Young blood fixes old
Blood from a young mouse - or even just a factor known as GDF11 from young mouse blood - can rejuvenate the muscles and brains of older mice. The findings have led to a clinical trial with Alzheimer's patients.
Getting robots to cooperate
New software and interactive robots that, for example, instruct swarms of termite-inspired bots to build a simple structure are proving that robots can work together without human supervision fater all.
Neuromorphic chips
Mimicking the architecture of a human brain, engineers at the computer company IBM and elsewhere rolled out the first large-scale "neuromorphic" chips, which are designed to process information in a similar way to brains.
Beta cells
Two groups pioneered methods for growing cells that closely resemble beta cells - the insulin-producing cells of the pancreas - in the laboratory this year, giving researchers an unprecedented opportunity to study diabetes.
Indonesian cave art
Researchers realised that hand stencils and animal paintings in a cave in Indonesia, once thought to be 10,000 years old, were actually between 35,000 and 40,000 years old. The discoveries suggest that humans in Asia were producing symbolic art as early as the first European cave painters.
Manipulating memory
Using optogenetics - a technique that manipulates neuronal activity with beams of light - researchers showed they could manipulate memories in mice.
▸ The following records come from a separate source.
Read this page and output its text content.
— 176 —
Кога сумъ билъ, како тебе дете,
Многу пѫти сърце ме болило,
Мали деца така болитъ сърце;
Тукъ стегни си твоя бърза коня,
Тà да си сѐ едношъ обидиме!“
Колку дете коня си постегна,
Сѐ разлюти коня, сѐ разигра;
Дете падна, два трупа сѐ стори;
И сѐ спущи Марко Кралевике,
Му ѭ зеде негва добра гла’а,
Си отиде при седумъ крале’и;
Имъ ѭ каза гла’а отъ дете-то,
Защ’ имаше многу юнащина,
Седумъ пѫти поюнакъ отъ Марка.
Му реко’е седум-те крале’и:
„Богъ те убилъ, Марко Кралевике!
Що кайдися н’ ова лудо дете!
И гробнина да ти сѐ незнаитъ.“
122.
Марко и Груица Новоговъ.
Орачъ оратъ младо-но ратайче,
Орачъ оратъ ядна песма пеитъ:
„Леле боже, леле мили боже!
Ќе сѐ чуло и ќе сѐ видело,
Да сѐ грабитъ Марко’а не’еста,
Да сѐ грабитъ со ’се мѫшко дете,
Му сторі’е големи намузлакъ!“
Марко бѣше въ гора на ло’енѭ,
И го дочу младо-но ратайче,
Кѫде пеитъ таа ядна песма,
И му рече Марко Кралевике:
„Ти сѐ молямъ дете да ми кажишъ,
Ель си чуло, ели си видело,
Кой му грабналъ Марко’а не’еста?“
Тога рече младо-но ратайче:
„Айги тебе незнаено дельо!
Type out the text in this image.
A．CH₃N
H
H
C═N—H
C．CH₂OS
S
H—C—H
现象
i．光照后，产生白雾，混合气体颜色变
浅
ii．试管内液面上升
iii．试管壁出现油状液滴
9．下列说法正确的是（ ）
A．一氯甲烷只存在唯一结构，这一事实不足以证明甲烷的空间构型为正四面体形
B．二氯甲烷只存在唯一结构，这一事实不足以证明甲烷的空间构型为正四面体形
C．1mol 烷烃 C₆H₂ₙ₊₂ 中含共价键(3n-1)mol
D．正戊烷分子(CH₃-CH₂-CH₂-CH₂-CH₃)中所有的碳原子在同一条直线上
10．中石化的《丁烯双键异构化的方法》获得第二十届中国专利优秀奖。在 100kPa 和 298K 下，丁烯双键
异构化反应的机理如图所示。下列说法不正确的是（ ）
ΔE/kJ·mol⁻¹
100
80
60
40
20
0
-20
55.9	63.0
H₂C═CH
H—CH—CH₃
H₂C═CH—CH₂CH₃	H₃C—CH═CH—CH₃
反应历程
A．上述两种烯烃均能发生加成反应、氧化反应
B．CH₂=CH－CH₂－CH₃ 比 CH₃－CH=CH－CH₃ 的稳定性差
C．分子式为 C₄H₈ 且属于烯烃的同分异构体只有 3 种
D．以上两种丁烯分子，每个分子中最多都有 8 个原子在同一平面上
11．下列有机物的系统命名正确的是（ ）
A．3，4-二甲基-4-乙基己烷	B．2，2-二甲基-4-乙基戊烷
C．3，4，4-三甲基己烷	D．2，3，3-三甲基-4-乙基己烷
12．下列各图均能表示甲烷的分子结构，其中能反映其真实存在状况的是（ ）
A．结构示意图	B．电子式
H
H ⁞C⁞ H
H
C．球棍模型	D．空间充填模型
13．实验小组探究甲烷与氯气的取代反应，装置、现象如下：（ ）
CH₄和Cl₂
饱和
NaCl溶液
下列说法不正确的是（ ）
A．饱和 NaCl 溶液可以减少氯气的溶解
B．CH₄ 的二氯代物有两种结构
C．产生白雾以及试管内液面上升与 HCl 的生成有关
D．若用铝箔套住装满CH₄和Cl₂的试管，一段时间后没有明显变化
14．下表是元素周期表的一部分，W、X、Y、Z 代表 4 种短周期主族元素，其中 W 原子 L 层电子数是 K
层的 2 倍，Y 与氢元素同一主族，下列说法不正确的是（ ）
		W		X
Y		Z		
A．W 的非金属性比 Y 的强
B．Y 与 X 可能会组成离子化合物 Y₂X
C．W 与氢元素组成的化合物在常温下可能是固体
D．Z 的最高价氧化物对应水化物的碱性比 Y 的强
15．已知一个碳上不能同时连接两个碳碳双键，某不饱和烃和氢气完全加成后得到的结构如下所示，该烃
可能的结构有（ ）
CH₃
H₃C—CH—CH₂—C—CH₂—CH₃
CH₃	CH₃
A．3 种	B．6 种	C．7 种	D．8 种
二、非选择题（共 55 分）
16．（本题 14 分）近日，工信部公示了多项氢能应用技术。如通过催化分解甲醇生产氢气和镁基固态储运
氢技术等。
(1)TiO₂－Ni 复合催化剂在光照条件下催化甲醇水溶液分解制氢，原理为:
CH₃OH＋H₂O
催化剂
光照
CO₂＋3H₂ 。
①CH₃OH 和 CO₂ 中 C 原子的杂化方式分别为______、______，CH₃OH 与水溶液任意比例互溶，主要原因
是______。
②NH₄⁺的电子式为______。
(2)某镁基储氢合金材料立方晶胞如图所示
Deleting existing memories and implanting false ones, they went so far as to switch the emotional content of a mouse memory from good to bad, and vice versa.
CubeSats
Although these were blasted into space a decade ago, cheap satellites with sides that are just 10cm squared, called CubeSats, really took off in 2014. Once considered educational tools, these miniature satellites have started to do some real science.
Expanding the genetic alphabet
Researchers have engineered the gut microbe E.coli so that it possesses two additional "letters" of the genetic code - nucleotides known as X and Y - in addition to the normal G, T, C, and A that make up the standard building blocks of DNA. Such synthetic bacteria may be used to create designer proteins with "unnatural" amino acids.